The days of princess obsessions seems to have passed in our family — or at least morphed. (I mean, I guess Leia is a princess, so…)
So far I’ve been able to talk the girls into doing coordinating costumes each year, but I figured that convincing my pre-tween and headstrong kindergartener to match this year was a bust. So, before October even rolled around, I had given up that dream. I pep-talked myself into being okay with it (I mean, it had to end sometime, right?) by letting go of home-making their costumes, too. (I’ve made them each year so far as well, and although it’s fun, it’s also just another To Do on the list.)
So, store-bought costumes that the girls decide on independently: The upside? Way easier on my schedule. (I’m not a great seamstress, and it takes me foreverrrr.) The downside? They changed their minds ONE MILLION TIMES. Emma Vance, as you might guess, was less fickle than Cricket, who got a new costume idea at least half a dozen times this month, including Camille (mermaid-lover from Wellie Wishers), Layla (little red-head girl from Dragons: Rescue Riders), Marinette (from Miraculous) and Patricia (gymnast turned spy from Barbie: Spy Squad). Whew. I could hardly keep up with her!
Cricket seemed to have settled on Patricia by mid-October, but then we went to Disney and the girls walked through the Star Wars: Galaxy’s Edge section and fell in love.
I think it was perfect timing, really. The girls are slowly growing out of the phase of “cute” and “sweet” and into the phase of “cool” and “fierce.” Their role models are going from princesses to things like spies and superheroes and leaders. And I’m totally okay with that. Even without having seen Star Wars (sidenote: How old would you guys recommend they be before watching the movie?), their hearts and imaginations were captivated instantly.
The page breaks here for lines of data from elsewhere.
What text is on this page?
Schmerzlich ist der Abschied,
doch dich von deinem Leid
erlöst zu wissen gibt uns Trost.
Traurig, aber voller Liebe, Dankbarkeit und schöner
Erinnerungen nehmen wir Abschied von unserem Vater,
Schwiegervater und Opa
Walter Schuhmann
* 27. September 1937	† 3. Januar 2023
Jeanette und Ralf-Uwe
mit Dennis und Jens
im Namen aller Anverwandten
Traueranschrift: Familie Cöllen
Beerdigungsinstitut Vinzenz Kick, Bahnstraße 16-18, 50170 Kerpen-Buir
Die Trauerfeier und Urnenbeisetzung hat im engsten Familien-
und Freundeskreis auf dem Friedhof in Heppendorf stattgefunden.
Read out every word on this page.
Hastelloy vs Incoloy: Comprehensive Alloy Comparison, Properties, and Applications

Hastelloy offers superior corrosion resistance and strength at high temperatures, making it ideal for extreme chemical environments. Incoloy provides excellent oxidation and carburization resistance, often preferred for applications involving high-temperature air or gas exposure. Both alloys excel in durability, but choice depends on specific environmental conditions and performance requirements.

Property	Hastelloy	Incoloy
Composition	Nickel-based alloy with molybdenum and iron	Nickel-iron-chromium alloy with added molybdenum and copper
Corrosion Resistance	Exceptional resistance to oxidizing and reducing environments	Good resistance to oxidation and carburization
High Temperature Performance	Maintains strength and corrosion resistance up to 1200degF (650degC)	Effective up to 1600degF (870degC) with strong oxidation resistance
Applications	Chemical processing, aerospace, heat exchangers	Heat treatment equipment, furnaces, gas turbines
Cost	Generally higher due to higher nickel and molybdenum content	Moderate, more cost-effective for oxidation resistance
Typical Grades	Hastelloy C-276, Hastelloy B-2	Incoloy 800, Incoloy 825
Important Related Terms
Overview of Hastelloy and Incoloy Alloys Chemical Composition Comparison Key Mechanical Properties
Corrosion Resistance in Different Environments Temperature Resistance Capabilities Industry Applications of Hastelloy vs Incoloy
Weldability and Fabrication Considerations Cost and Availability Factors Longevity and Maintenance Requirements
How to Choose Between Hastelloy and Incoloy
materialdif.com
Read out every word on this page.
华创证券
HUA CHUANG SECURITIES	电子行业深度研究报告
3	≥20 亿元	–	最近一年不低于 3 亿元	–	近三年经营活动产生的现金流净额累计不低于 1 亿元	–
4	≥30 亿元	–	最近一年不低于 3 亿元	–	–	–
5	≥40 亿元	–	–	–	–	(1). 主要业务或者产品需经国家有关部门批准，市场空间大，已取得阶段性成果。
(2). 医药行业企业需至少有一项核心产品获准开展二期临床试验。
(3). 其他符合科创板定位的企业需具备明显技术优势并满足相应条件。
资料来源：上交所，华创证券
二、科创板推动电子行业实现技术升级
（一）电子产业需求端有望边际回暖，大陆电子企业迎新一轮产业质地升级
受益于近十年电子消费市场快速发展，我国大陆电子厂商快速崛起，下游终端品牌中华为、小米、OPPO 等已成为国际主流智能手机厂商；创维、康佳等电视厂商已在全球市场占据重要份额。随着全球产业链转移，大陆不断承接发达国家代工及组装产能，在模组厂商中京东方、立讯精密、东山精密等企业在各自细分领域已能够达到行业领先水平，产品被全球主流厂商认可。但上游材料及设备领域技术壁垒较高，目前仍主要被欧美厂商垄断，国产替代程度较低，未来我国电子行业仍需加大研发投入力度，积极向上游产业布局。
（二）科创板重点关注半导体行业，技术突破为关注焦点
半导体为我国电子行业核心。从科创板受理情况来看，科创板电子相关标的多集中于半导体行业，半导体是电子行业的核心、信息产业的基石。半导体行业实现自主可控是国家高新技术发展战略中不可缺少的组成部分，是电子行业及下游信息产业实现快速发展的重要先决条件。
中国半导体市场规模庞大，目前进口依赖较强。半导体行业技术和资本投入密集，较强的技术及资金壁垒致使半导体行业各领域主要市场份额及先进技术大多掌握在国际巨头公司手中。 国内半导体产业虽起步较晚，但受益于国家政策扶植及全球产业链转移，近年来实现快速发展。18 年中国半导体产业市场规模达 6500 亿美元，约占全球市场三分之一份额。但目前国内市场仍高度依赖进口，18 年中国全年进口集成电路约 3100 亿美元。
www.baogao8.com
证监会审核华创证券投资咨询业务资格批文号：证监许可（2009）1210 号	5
I think this moment really sealed the deal for the girls’ costume choices this year:
Emma Vance (and Cricket, who refused to fight Kylo Ren but “used The Force” to push Darth Vader back) came away from Jedi Training at Disney with a sense of pride and strength. In her mind, she had ACTUALLY defeated the bad guy. And that was enough to inspire her. She knew who Rey was from a tv show, and Cricket quickly followed in suit, asking to be “Princess Leah” (haha). The best part? We already owned both costumes! (I had purchased them on sale a few years ago, and they were hanging, ignored, in the costume closet. YAY!)
Then both girls begged for light sabers, which I happily purchased since the costumes were free. (Don’t you dare hit me up with your cos-play objections, haha! Accuracy is way less important than smiling kids, okay?) And Cricket was really focused on getting her buns right. (You can take the girl out of the princess phase, but you can’t take the royal diva out of the girl.)
So, after all my mourning about coordinating costumes, my girls ended up themed all by themselves! I guess those apples didn’t fall too far from this tree after all…or whatever Star Wars reference you might come up with. ;)
PRO TIP: Take pictures of your kids dressed up for “big” events a day or two before they happen. It’s a win-win: You get nice pictures + the chance to make sure outfits work before the actual event; your kids get to be left alone + enjoy Nice, Laid-Back Mommy day-of (you know, the mommy who doesn’t run around stressed and begging/bribing/threatening her kids to smile for “just one more picture”). I swear it’s the secret to creating a better family vibe on important days — do the work in advance so that you get your memories AND can actually enjoy the big stuff in a relaxed manner.
Since we knew that Halloween was supposed to be rainy this year, we threw on our costumes and did a few snaps before dinner a couple days in advance, and everyone was happy! (Possibly because I bribed the girls with Chick-fil-A nuggets post-shoot for a job well done, but who’s counting?) So as we go into a thunderous evening tonight, I’m not stressed about not being able to capture my girls in their cute costumes — it’s already done! We can focus on figuring out how we’re going to get candy into their hands (i.e. the reason for the season).